> Don Porter wrote:
> > From: Donald E. Porter <porterde@cs.utexas.edu>
> >
> > In the bulk page allocation/free routines in mm/page_alloc.c, the zone
> > lock is held across all iterations. For certain parallel workloads, I
> > have found that releasing and reacquiring the lock for each iteration
> > yields better performance, especially at higher CPU counts. For
> > instance, kernel compilation is sped up by 5% on an 8 CPU test
> > machine. In most cases, there is no significant effect on performance
> > (although the effect tends to be slightly positive). This seems quite
> > reasonable for the very small scope of the change.
> >
> > My intuition is that this patch prevents smaller requests from waiting
> > on larger ones. While grabbing and releasing the lock within the loop
> > adds a few instructions, it can lower the latency for a particular
> > thread's allocation which is often on the thread's critical path.

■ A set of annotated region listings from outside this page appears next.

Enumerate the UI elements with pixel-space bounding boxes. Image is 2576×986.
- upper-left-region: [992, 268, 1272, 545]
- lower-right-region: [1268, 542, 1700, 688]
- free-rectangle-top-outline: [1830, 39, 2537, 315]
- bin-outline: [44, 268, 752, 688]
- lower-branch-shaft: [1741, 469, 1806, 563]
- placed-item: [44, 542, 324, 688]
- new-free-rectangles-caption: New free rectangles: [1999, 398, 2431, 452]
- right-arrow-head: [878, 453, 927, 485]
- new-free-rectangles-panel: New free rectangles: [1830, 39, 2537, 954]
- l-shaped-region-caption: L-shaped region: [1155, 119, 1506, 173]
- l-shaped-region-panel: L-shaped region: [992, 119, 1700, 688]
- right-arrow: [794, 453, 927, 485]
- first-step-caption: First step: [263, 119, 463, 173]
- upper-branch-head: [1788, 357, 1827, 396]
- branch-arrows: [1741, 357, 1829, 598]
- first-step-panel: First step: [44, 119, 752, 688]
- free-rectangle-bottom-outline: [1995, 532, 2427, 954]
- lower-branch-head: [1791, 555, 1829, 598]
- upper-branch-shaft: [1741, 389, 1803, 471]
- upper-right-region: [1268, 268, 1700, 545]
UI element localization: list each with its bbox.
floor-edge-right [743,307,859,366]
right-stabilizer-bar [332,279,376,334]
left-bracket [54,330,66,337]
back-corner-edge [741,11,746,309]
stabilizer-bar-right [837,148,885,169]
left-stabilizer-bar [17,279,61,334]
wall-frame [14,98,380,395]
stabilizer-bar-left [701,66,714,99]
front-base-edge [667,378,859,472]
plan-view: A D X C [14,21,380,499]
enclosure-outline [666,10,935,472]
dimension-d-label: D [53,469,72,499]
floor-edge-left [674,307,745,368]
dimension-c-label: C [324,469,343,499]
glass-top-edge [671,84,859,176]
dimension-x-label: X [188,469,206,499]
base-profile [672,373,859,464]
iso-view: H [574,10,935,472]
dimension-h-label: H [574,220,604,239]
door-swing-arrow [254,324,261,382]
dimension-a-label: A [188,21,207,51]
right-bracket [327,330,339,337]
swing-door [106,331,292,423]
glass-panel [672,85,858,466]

> > Lowering the average latency for allocation can increase system throughput.
> >
> > More detailed information, including data from the tests I ran to
> > validate this change are available at
> >
http://www.cs.utexas.edu/~porterde/kernel-patch.html .
> >
> > Thanks in advance for your consideration and feedback.
>
> That's an interesting insight. My intuition is that Nick Piggin's
> recently-posted ticket spinlocks patches[1] will reduce the need for this patch,
> though it may be useful to have both. Can you benchmark again with only ticket
> spinlocks, and with ticket spinlocks + this patch? You'll probably want to use
> 2.6.24-rc1 as your baseline, due to the x86 architecture merge.